Both these aspects may continue to instill the value of organization-wide risk control,
contributing to actions aimed at reducing social risks. This is achieved by aggressive actions to
make sure employees appreciate their role in handling risks at any stage of the organization. This
is only true of humans, even earthly ones, who make choices where risk is an essential factor that
must always be taken into consideration. Like ads, risk management is everyone's business
(Engemann and Engemann, 2017).

9|Page
Conclusion
At present, the emphasis is strongly oriented towards the conceptual and systemic aspects of risk
management and compliance with regulations. Accounting for persons rather than boards where
responsibility is sometimes lost must be transparent and implemented. The emphasis should be
on what happened, what can be improved, and whether process improvements or checks are
needed. To promote open dialogue, treat the discipline or assignment of duties as a particular
issue. A company plan and core competencies should be guided by risk culture. The
effectiveness of a plan resides in direct relation to the culture of the organization. If they are not
compatible beforehand, it is necessary to change one to change the other.

10 | P a g e
References
Alexander, S., 2019. Regulating Risk Culture in Banks. SSRN Electronic Journal.

Bucciol, A., and Miniaci, R., 2013. Financial Risk Attitude, Business Cycles, and Perceived Risk
Exposure. SSRN Electronic Journal.

Engemann, K., and Engemann, K., 2017. Risk attitude chain: safety climate, risk attitude, and
risk decisions. International Journal of Business Continuity and Risk Management, 7(3), p.211.
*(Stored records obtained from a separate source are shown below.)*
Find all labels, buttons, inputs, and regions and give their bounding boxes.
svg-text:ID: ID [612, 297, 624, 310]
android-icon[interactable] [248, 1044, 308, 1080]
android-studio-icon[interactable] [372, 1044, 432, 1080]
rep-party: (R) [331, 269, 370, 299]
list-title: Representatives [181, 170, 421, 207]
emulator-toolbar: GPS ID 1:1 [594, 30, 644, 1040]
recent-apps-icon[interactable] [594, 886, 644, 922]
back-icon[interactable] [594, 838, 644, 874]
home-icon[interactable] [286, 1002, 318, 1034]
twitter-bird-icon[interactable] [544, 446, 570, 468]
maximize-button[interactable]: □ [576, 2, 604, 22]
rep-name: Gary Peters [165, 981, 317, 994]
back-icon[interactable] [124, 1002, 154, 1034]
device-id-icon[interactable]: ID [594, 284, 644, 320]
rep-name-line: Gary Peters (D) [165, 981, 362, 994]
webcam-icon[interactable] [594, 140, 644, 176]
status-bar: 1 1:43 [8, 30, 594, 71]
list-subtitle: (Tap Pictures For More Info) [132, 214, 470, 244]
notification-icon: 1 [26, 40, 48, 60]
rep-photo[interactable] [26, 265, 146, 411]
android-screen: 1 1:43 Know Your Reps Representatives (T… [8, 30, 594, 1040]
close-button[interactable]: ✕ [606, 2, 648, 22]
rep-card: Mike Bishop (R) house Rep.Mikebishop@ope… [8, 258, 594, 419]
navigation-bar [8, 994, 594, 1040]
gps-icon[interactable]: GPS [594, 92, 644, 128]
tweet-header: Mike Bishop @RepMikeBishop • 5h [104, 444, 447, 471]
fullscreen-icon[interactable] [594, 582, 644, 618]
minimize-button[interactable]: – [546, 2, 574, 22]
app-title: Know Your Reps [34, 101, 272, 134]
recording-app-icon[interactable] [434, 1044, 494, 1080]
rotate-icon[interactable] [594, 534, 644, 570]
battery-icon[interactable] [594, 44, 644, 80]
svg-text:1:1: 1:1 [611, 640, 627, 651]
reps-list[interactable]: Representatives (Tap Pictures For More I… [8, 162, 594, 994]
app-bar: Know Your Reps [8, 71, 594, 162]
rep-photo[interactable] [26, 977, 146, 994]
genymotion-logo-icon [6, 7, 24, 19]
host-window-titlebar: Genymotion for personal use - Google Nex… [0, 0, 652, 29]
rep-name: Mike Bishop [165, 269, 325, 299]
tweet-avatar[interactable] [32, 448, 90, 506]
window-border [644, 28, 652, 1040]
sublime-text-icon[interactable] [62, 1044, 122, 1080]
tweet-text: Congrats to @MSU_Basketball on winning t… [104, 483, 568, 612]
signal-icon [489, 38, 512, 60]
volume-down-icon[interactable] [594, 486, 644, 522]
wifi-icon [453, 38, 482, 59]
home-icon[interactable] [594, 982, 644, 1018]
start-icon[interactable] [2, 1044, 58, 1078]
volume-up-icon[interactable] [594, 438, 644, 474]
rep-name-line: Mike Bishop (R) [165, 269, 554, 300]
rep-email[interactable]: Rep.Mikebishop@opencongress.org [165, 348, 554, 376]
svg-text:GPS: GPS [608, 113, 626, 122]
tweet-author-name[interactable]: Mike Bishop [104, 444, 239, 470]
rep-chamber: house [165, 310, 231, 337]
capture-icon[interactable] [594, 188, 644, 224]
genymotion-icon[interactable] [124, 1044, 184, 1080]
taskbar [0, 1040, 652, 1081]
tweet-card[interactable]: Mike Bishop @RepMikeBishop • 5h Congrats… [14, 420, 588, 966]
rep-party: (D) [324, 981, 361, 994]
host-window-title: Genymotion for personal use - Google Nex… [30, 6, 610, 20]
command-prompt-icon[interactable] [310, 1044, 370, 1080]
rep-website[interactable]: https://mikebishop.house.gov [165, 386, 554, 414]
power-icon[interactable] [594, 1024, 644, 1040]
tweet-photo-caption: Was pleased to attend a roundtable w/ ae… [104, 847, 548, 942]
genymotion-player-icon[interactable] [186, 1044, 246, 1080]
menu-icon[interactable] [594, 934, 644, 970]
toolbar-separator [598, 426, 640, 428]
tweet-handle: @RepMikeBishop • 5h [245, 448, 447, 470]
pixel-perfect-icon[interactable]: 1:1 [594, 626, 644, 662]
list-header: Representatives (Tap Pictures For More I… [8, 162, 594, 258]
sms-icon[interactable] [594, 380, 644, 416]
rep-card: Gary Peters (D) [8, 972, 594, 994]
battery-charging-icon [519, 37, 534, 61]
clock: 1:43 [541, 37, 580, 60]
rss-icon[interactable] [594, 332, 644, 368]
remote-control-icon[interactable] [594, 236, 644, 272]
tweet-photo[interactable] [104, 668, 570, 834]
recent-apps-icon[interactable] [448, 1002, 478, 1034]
Greenberg, M., and Lowrie, K., 2013. Sheila Jasanoff: Culture and Diversity in Risk
Management. Risk Analysis, 33(7), pp.1179-1181.

Huber, W., 2012. Culture Risk: An Exploratory Study of the Influence of Culture on Auditors'
Evaluation of Internal Control and Assessment of Control Risk. SSRN Electronic Journal.

Roeschmann, A., 2014. Risk Culture: What It Is and How It Affects an Insurer's Risk
Management: Risk Management and Insurance Review, 17(2), pp.277-296.